Layer normalization stabilizes training by normalizing the inputs to each sub-layer.
Positional encoding injects information about the position of each element in the sequence, since attention is position-agnostic without it.
Why transformers dominate
Recurrent networks process sequences one step at a time, which creates two problems: they cannot be parallelized easily during training, and they struggle to learn dependencies between elements that are far apart in the sequence.
Transformers solve both. Every element attends to every other element in a single operation, which parallelizes across GPU cores. Long-range dependencies are as easy to learn as short-range ones. This combination made transformers the architecture of choice for language models (GPT, BERT), image models (ViT), audio models (Whisper), and eventually video models.
Diffusion Transformers (DiT)
The Diffusion Transformer (DiT), introduced by Peebles and Xie in 2022, applies transformer architecture to the denoising network inside diffusion models, replacing the earlier U-Net backbone.

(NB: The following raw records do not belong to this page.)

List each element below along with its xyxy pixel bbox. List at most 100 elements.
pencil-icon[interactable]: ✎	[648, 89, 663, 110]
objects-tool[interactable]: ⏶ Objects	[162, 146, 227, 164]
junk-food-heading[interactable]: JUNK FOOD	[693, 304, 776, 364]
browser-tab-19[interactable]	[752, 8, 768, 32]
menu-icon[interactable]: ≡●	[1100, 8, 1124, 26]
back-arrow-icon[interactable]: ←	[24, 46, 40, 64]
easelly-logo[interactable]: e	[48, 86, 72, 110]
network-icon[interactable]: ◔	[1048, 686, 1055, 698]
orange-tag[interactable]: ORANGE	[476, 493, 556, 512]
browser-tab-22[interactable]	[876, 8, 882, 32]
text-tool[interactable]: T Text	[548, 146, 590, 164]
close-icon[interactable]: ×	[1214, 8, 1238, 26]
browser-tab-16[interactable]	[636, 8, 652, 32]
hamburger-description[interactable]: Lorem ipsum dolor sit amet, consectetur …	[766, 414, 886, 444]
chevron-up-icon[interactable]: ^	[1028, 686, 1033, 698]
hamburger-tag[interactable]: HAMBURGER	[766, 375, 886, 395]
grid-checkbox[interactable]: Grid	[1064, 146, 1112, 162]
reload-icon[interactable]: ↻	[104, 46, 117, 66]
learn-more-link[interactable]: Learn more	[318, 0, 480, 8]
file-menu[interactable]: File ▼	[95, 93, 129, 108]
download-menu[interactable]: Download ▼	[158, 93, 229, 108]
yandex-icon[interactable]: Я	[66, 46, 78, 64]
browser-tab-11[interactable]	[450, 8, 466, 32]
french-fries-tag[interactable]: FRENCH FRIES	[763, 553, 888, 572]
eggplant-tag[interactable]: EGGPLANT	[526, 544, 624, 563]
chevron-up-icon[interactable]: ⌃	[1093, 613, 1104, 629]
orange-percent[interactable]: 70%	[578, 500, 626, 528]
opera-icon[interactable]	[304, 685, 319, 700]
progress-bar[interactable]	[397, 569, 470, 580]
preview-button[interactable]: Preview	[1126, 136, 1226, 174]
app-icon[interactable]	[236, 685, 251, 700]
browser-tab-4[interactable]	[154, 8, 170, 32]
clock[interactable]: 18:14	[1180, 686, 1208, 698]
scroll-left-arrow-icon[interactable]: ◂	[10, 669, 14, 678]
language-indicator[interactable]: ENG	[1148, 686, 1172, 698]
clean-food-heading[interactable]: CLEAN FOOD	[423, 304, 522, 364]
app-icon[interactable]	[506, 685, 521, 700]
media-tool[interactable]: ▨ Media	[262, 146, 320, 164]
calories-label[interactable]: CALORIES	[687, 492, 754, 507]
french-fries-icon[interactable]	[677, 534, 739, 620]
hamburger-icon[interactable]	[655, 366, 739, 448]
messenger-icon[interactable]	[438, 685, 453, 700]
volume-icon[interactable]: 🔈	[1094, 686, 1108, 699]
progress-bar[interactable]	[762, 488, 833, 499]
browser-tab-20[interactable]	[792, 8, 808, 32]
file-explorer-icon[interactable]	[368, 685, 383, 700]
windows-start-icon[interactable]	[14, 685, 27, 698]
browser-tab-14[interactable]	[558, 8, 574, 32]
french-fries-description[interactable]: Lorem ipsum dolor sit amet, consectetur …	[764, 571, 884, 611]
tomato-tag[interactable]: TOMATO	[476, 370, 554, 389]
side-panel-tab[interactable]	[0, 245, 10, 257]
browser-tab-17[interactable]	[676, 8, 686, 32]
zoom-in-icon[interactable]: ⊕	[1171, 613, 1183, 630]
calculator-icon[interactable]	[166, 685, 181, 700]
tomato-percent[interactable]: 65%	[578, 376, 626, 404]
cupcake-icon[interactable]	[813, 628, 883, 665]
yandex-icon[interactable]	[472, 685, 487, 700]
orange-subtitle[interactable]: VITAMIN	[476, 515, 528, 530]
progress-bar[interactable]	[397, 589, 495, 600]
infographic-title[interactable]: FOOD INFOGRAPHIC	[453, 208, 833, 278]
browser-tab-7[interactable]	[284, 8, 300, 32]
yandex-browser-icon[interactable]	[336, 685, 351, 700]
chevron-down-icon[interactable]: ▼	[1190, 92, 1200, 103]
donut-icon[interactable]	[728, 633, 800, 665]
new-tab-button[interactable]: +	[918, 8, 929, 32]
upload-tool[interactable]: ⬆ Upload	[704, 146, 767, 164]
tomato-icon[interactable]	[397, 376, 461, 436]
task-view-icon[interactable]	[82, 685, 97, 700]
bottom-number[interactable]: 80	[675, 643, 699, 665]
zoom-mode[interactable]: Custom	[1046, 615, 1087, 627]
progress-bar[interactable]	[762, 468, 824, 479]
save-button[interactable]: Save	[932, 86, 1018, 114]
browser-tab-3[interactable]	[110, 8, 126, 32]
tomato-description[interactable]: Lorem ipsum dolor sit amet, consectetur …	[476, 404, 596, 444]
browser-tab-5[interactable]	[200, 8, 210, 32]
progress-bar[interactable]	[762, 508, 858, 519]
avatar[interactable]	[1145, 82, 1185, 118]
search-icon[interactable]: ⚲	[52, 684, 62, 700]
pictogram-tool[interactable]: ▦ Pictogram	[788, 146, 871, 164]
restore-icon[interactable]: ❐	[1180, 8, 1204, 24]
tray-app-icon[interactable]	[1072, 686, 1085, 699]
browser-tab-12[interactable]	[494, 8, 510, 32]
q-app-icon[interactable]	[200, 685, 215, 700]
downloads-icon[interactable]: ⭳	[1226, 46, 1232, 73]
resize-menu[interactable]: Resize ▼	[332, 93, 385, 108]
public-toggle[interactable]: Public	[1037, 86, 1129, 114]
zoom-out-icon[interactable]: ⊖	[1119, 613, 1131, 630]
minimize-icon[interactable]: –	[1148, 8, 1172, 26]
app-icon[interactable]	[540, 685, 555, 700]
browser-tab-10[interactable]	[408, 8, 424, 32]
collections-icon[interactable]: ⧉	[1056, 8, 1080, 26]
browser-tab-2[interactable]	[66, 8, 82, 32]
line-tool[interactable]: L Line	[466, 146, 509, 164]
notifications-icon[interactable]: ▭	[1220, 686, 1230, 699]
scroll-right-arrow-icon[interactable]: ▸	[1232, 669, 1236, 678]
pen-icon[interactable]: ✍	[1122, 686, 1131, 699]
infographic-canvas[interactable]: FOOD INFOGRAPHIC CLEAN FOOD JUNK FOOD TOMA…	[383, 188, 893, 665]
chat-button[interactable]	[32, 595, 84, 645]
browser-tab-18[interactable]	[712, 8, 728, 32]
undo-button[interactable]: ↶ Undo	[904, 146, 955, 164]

The key advantage is scalability: DiTs follow neural scaling laws more cleanly than U-Nets. More parameters, more compute, and more data consistently improve quality. This makes DiT a better foundation for scaling video generation to higher resolutions and longer clips.
How LTX-2 uses transformer architecture
LTX-2.3 is a Diffusion Transformer (DiT) with 20.9 billion parameters, operating in compressed latent space. It uses spatiotemporal attention that attends across both spatial dimensions within frames and temporal dimensions across frames simultaneously, in a single unified operation.
This joint spatiotemporal attention is what enables LTX-2 to reason about how objects move over time, rather than treating motion as a post-hoc consideration applied to independently generated frames.
The architecture was designed with research extensibility in mind. The full technical report is available through the LTX academic programs page, and the open weights support research extensions and fine-tuning through standard PyTorch and Diffusers interfaces.